We did normal activities such as laying in the park, talking on the porch late into the night, frolicking thru the hills, but being together made it so much more than normal. As we would hold each other, I savored the nape of her neck, the small of her back, the smoothness of her thighs.  She would tell me that I was beautiful in the moonlight. I couldn't imagine life without her.

But, I found out, neither could her husband.

At the time, I thought I was the person that would never get involved with a married person. She told me that it broke her heart, and until me, she was convinced that the person she married was the one. We tried to ignore what we felt, but if you have a soul mate, you know that is an impossible task.

I remember sitting at work, listening to her talk on the phone to him. She tried to fiend interest, but later told me she felt as though she was cheating on me.  I told myself that I was a good person, and wouldn't let this continue, as she had made her choice. I did not want to be "that person" that caused divorce.

The guilt was too much to handle. We were good people. And so we ended it. She quit. I moved on.

I heard from her a few months later. As soon as I picked up the phone, the sensation of true love on the other line came flooding back to me. She said she wanted to see me one last time. I couldn't say no.

Sitting on my bed later that night, she told me she couldn't live life as she was anymore, and she was going to tell him it's over. I told her no. Was I a fool?

She finally agreed with me, and I walked her out the door, wiping her tears.

Several months passed, and I heard nothing. Then the news came, and I fell to my knees in disbelief. She apparently had to be honest with him. He broke down completely, and had a stroke. Literally. He was 23, healthy, and going to get his Masters in architecture. But all of that disappeared as he collapsed to the floor.

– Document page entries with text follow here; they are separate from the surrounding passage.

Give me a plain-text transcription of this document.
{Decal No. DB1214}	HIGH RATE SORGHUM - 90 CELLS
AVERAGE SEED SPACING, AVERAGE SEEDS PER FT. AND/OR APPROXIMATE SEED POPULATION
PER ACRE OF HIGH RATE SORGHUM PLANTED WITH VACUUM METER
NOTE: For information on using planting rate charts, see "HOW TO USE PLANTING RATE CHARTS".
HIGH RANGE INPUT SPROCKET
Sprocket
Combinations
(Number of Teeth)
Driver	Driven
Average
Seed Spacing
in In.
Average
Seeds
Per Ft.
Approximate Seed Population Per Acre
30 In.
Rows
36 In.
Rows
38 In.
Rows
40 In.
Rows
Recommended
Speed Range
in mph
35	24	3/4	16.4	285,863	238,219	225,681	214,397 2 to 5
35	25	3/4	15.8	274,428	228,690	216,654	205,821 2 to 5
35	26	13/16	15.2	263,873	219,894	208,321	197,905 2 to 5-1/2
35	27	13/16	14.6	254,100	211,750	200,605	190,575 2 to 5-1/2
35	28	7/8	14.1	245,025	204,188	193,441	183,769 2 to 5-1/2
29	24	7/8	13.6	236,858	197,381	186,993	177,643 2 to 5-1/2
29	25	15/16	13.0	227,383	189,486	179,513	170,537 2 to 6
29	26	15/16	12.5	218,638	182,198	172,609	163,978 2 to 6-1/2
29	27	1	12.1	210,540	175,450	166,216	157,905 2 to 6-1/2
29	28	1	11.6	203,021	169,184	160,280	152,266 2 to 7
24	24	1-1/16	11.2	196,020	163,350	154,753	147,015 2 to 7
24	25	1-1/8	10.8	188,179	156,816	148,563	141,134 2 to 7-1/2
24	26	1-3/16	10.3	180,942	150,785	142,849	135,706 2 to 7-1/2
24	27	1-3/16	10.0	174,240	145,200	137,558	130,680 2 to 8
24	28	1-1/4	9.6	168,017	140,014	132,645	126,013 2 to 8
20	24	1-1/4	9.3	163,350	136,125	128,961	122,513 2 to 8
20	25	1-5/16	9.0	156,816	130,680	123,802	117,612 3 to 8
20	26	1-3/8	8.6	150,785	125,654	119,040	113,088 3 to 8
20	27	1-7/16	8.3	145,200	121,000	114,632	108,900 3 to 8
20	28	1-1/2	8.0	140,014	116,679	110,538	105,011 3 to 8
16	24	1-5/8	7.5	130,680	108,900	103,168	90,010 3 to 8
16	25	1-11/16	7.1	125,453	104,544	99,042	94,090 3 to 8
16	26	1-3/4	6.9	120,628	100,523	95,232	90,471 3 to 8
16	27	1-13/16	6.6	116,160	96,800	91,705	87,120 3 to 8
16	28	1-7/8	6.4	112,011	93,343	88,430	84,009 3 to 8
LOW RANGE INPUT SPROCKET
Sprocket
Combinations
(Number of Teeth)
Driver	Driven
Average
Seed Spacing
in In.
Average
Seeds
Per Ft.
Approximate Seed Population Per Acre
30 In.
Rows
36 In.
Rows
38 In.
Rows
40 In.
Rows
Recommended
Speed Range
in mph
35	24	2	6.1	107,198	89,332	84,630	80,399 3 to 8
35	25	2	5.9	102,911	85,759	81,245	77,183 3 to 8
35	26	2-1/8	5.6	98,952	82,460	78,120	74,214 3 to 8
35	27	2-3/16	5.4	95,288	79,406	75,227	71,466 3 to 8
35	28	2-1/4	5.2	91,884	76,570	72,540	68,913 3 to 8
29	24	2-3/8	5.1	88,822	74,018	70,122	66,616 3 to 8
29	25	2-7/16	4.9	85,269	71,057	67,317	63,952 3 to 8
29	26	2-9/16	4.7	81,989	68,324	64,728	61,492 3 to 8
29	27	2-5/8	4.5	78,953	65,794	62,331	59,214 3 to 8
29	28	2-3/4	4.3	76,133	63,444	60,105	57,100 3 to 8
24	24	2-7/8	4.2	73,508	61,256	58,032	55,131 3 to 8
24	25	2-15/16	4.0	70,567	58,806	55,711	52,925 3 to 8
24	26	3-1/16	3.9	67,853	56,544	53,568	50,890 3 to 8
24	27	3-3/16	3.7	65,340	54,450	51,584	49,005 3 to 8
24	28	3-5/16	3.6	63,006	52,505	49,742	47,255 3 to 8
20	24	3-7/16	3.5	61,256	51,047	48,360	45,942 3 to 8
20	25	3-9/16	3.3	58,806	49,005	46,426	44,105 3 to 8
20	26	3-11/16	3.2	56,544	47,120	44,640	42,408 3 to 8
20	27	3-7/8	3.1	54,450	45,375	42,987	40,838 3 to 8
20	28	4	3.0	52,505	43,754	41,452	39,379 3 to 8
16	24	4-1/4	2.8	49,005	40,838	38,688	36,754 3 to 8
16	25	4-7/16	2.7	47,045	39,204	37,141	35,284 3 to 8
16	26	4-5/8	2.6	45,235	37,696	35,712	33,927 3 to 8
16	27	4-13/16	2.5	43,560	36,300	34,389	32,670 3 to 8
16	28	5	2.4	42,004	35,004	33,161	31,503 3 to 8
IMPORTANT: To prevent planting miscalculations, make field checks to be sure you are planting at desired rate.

My life changed forever with this news.

Several years later, I was in a grocery store with a new girlfriend, someone whom I did not feel the way I did about Heather ( none have since ). As we were about to leave, something told me to look over my shoulder. I saw a beautifully tragic readhead holding the hand of a young man limping beside her. She was pointing to objects on the counter, trying to communicate with him as he could not speak.

All I saw was sadness.

That sadness is something I carry with me everyday. A part of me now lives everyday committed to doing good, in hopes of receiving forgiveness for the past.